“I should have hoped,” said I, “that the humane proposal made yesterday by your Lordship, would have had more effect.”
“O,” cried he, laughing, “I was so far from expecting any success, that I shall think myself very fortunate if I escape the wit of Mr. Coverley in a lampoon! yet I spoke openly, because I do not wish to conceal that I am no friend to gaming.”
After this, he took up the New Bath Guide, and read it with me till supper-time. In our way down stairs, Lady Louisa said, “I thought, brother, you were engaged this evening?”
“Yes, sister,” answered he, “and I have been engaged.” And he bowed to me with an air of gallantry that rather confused me. Sept. 23rd.
Almost insensibly have three days glided on since I wrote last, and so serenely, that, but for your absence, I could not have formed a wish. My residence here is much happier than I had dared expect. The attention with which Lord Orville honours me, is as uniform as it is flattering, and seems to result from a benevolence of heart that proves him as much a stranger to caprice as to pride; for, as his particular civilities arose from a generous resentment at seeing me neglected, so will they, I trust, continue, as long as I shall, in any degree, deserve them. I am now not merely easy, but even gay in his presence: such is the effect of true politeness, that it banishes all restraint and embarrassment. When we walk out, he condescends to be my companion, and keeps by my side all the way we go. When we read, he marks the passages most worthy to be noticed, draws out my sentiments, and favours me with his own. At table, where he always sits next to me, he obliges me by a thousand nameless attentions; while the distinguishing good-breeding with which he treats me, prevents my repining at the visibly-felt superiority of the rest of the company.
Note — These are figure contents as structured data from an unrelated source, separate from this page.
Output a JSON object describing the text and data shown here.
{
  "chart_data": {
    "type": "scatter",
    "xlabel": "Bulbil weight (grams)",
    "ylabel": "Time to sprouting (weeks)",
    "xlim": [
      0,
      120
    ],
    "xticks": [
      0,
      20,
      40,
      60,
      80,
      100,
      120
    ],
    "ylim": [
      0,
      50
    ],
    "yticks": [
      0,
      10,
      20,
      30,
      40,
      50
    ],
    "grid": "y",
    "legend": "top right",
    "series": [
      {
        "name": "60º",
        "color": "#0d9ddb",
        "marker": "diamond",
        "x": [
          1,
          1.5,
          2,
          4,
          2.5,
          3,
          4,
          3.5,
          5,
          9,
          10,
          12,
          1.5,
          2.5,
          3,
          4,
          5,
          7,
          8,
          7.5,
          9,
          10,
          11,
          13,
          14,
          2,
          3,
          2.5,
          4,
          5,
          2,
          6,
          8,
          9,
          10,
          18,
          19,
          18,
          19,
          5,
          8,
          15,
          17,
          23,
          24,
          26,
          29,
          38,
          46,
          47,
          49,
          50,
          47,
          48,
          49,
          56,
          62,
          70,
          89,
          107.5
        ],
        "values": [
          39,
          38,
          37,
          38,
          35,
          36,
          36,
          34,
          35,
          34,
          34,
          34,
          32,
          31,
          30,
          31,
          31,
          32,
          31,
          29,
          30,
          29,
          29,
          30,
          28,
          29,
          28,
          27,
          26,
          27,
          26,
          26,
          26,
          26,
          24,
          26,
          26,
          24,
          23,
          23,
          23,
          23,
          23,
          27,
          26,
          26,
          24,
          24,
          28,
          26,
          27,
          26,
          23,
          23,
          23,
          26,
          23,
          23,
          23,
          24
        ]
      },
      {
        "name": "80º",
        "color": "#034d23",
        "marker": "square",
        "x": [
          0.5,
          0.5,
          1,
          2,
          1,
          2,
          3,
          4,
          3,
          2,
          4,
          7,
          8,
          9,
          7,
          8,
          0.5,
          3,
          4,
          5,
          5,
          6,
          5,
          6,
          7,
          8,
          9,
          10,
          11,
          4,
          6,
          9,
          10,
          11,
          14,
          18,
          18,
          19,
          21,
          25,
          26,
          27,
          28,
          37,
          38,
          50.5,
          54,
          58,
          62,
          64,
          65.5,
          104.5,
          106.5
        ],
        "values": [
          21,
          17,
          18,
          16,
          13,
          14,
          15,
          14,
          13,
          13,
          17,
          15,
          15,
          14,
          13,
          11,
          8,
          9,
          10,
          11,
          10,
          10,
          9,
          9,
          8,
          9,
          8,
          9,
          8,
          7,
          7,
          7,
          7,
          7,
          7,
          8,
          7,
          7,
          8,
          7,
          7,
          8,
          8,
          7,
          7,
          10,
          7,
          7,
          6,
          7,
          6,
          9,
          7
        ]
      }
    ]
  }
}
A thousand occasional meetings could not have brought us to that degree of social freedom, which four days spent under the same roof have, insensibly, been productive of: and, as my only friend in this house, Mrs. Selwyn, is too much engrossed in perpetual conversation to attend much to me, Lord Orville seems to regard me as a helpless stranger, and, as such, to think me entitled to his good offices and protection. Indeed, my dear Sir, I have reason to hope, that the depreciating opinion he formerly entertained of me is succeeded by one infinitely more partial.-It may be that I flatter myself; but yet his looks, his attentions, his desire of drawing me into conversation, and his solicitude to oblige me, all conspire to make me hope I do not. In short, my dearest Sir, these last four happy days would repay me for months of sorrow and pain!
LETTER LXVI - EVELINA IN CONTINUATION. Clifton, Sept. 24th.
THIS morning I came down stairs very early; and supposing that the family would not assemble for some time, I strolled out, purposing to take a long walk, in the manner I was wont to do at Berry Hill, before breakfast: but I had scarce shut the garden-gate, before I was met by a gentleman, who, immediately bowing to me, I recollected to be the unhappy Mr. Macartney. Very much surprised, I courtsied, and stopped till he came up to me. He was still in mourning, but looked better than when I saw him last, though he had the same air of melancholy which so much struck me at first sight of him.
Addressing me with the utmost respect, “I am happy, Madam,” said he, “to have met with you so soon. I came to Bristol but yesterday, and have had no small difficulty in tracing you to Clifton.”